La máquina de café simpatizaba con mi causa. En medio de la discusión emitía las tres notas iniciales de «Love me do» en su pitido de preparación cafetera, un pequeño milagro setentista en la aridez del desierto. Natan ganó la pulseada y pasé mi cumpleaños completamente solo en un piso alto del Crown Hotel mientras saludaba a mi familia por Skype y miraba por el ventanal la autopista y las palmeras. Pero todo termina, se pudo avanzar, y una semana después estaba en la misma oficina, ya listo con mi equipaje, despidiéndome en soledad de la máquina de café: nadie más reconocería aquella secreta coincidencia musical.
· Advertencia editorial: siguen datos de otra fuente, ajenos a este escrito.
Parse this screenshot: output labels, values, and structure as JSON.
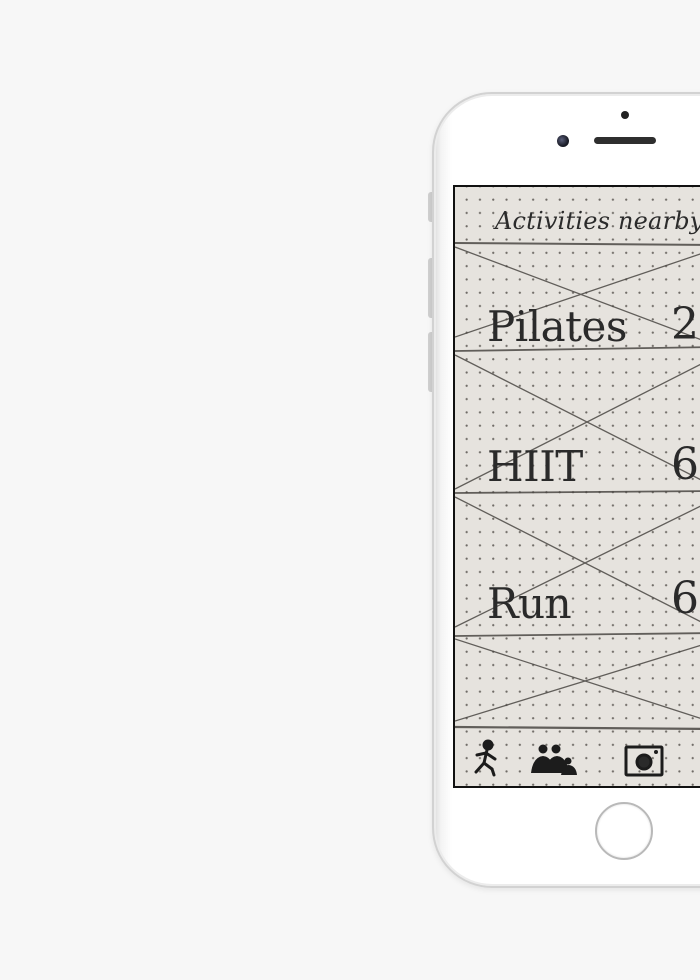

Al decirnos adiós Natan me sugirió, tal vez con culpa, que llegara a Ben Gurion con mucha anticipación. Dibujé un cardo en el pizarrón de la sala de reuniones y me fui temprano. Al llegar vi una fila larguísima de pasajeros que asomaba por las puertas del aeropuerto, y me dispuse a esperar.
Todo comienza a suceder más lento, como si ya gozara de un jet-lag en reversa, sintiéndome cansado antes de subir al avión. A ambos lados de la fila hay guardias de seguridad que esperan con unos palitos celestes en alto y ordenan abrir los equipajes. Los pasajeros aceptan el ritual con una sonrisa renuente y plural, se codean entre ellos, parecen avisados de algo.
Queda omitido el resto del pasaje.